Как-то Женя сказал: «Сонча! Ты для меня весь свет в окне». Он имя мне придумал — Сонча. «Нет у меня никого дороже. Но я ещё подмастерье, мне надо учиться. Сонча, у нас не должно быть детей. Пока. Если появится ребёнок, я уеду». Я смеялась, а он целовал меня.
Пролетел год, как один денёк. И случилось то, что должно было случиться. Радостная, забыв о тех его досадных словах, я сообщила Жене, что у нас будет ребёнок.
Когда это стало видно по моей фигуре, он перестал водить меня к нашей набережной.
Прихожу с работы, он сидит, голову повесив.
— Сонча, я уезжаю. Мне здесь душно. Я задыхаюсь в этом болоте.
И уехал. Как я жила дальше, не помню. Хотелось удавиться, и сделала бы, если бы не живот, который я любила и которого он так стыдился. Затем наступило отупение. Перестала есть. Заставляла себя спать весь день по воскресеньям. Хотела в своих снах его увидеть, а сон не приходил.
Родился мальчик, но мне всё было безразлично. Одна мысль — как вернуть Женю. Я никого не хотела видеть. У меня стали выпадать волосы. Отец звал врачей, своих коллег. Все говорили в один голос — душевное заболевание плюс дистрофия.

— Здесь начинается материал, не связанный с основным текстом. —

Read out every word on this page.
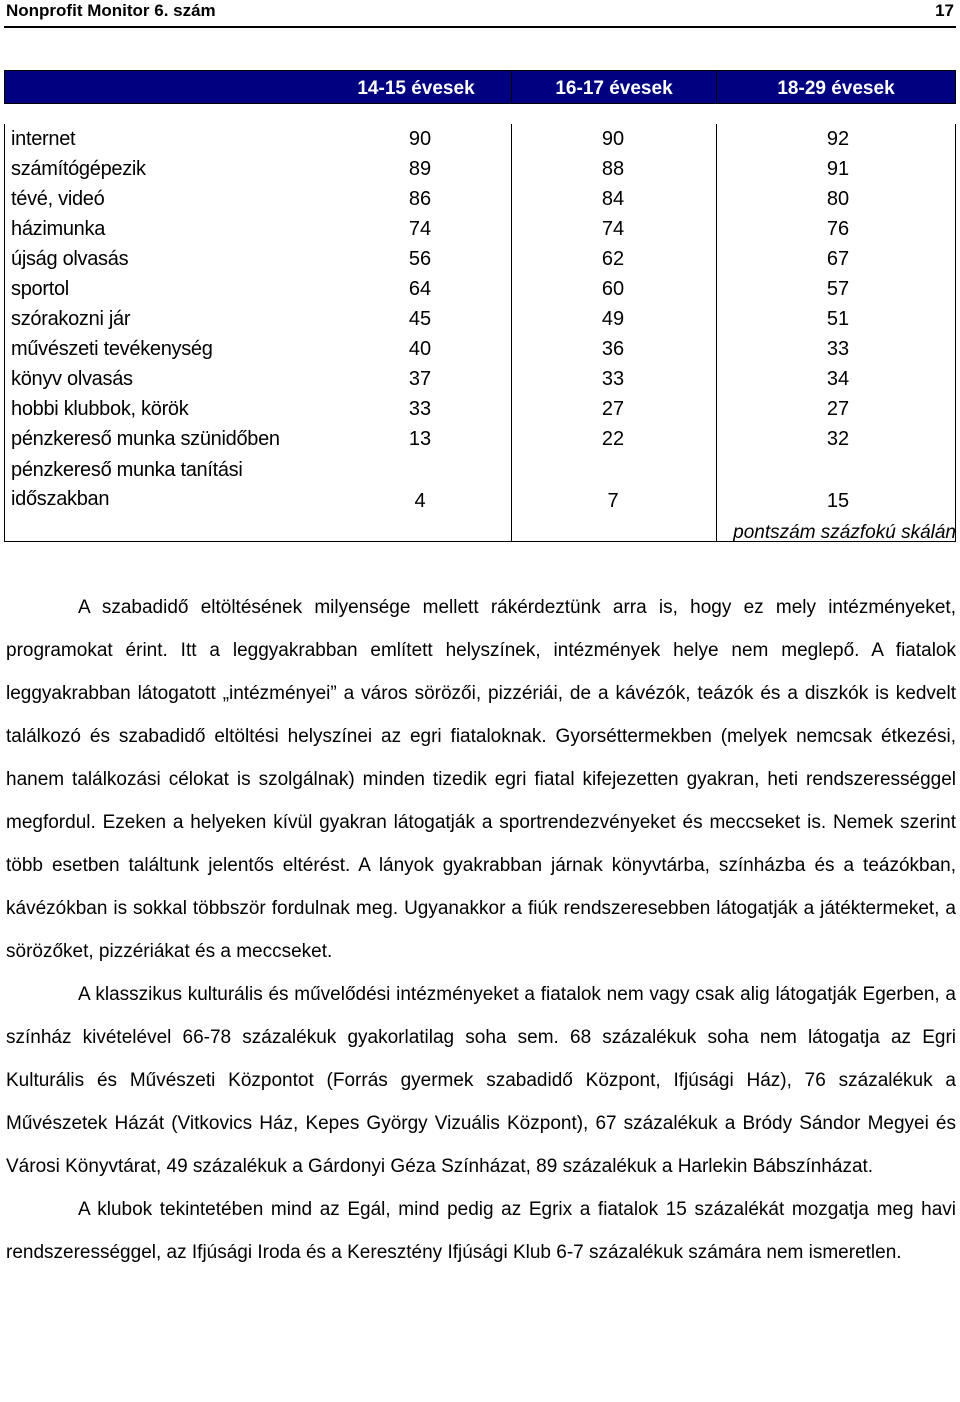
Nonprofit Monitor 6. szám	17
14-15 évesek	16-17 évesek	18-29 évesek
internet	90	90	92
számítógépezik	89	88	91
tévé, videó	86	84	80
házimunka	74	74	76
újság olvasás	56	62	67
sportol	64	60	57
szórakozni jár	45	49	51
művészeti tevékenység	40	36	33
könyv olvasás	37	33	34
hobbi klubbok, körök	33	27	27
pénzkereső munka szünidőben	13	22	32
pénzkereső munka tanítási időszakban	4	7	15
pontszám százfokú skálán

A szabadidő eltöltésének milyensége mellett rákérdeztünk arra is, hogy ez mely intézményeket, programokat érint. Itt a leggyakrabban említett helyszínek, intézmények helye nem meglepő. A fiatalok leggyakrabban látogatott „intézményei” a város sörözői, pizzériái, de a kávézók, teázók és a diszkók is kedvelt találkozó és szabadidő eltöltési helyszínei az egri fiataloknak. Gyorséttermekben (melyek nemcsak étkezési, hanem találkozási célokat is szolgálnak) minden tizedik egri fiatal kifejezetten gyakran, heti rendszerességgel megfordul. Ezeken a helyeken kívül gyakran látogatják a sportrendezvényeket és meccseket is. Nemek szerint több esetben találtunk jelentős eltérést. A lányok gyakrabban járnak könyvtárba, színházba és a teázókban, kávézókban is sokkal többször fordulnak meg. Ugyanakkor a fiúk rendszeresebben látogatják a játéktermeket, a sörözőket, pizzériákat és a meccseket.

A klasszikus kulturális és művelődési intézményeket a fiatalok nem vagy csak alig látogatják Egerben, a színház kivételével 66-78 százalékuk gyakorlatilag soha sem. 68 százalékuk soha nem látogatja az Egri Kulturális és Művészeti Központot (Forrás gyermek szabadidő Központ, Ifjúsági Ház), 76 százalékuk a Művészetek Házát (Vitkovics Ház, Kepes György Vizuális Központ), 67 százalékuk a Bródy Sándor Megyei és Városi Könyvtárat, 49 százalékuk a Gárdonyi Géza Színházat, 89 százalékuk a Harlekin Bábszínházat.

A klubok tekintetében mind az Egál, mind pedig az Egrix a fiatalok 15 százalékát mozgatja meg havi rendszerességgel, az Ifjúsági Iroda és a Keresztény Ifjúsági Klub 6-7 százalékuk számára nem ismeretlen.
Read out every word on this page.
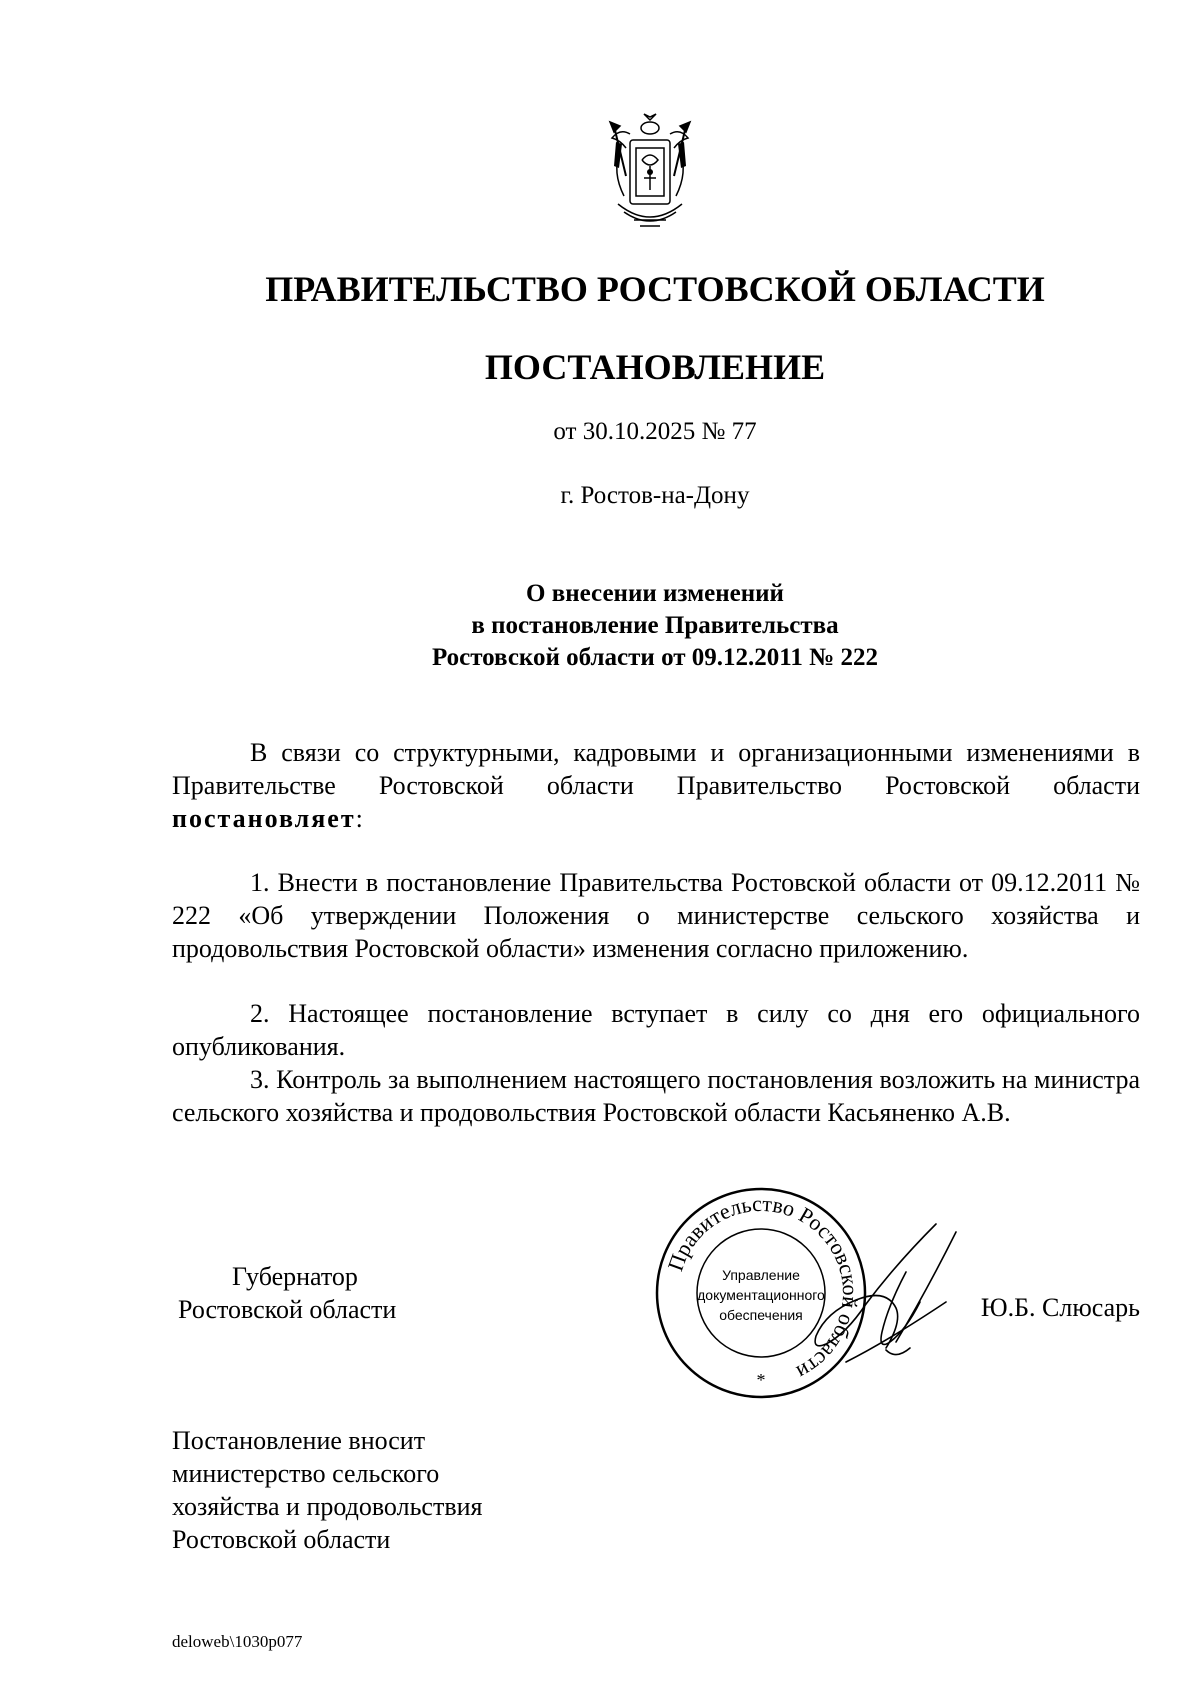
ПРАВИТЕЛЬСТВО РОСТОВСКОЙ ОБЛАСТИ
ПОСТАНОВЛЕНИЕ
от 30.10.2025 № 77
г. Ростов-на-Дону
О внесении изменений
в постановление Правительства
Ростовской области от 09.12.2011 № 222

В связи со структурными, кадровыми и организационными изменениями в Правительстве Ростовской области Правительство Ростовской области постановляет:

1. Внести в постановление Правительства Ростовской области от 09.12.2011 № 222 «Об утверждении Положения о министерстве сельского хозяйства и продовольствия Ростовской области» изменения согласно приложению.

2. Настоящее постановление вступает в силу со дня его официального опубликования.

3. Контроль за выполнением настоящего постановления возложить на министра сельского хозяйства и продовольствия Ростовской области Касьяненко А.В.

Губернатор
Ростовской области
Правительство Ростовской области
Управление
документационного
обеспечения
*
Ю.Б. Слюсарь
Постановление вносит
министерство сельского
хозяйства и продовольствия
Ростовской области
deloweb\1030p077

Отправляют меня в специальный санаторий под Ленинградом. О ребёнке я не волновалась — у него были тридцать три няньки: моя мама, сестра Татьяна, мама Жени, она врач и следила за малышом. Эдуардом назвали. Мальчик крепенький, весёлый. Тогда в моде были Ромуальды, Эдуарды, Арнольды и Адольфы. Адольфы понимаете почему? Германский Адольф другом Сталину был.
Скорее бы уехать в санаторий. Никого не хочу видеть, никого. Я и грудью ребёнка не кормила. Молоко пропало.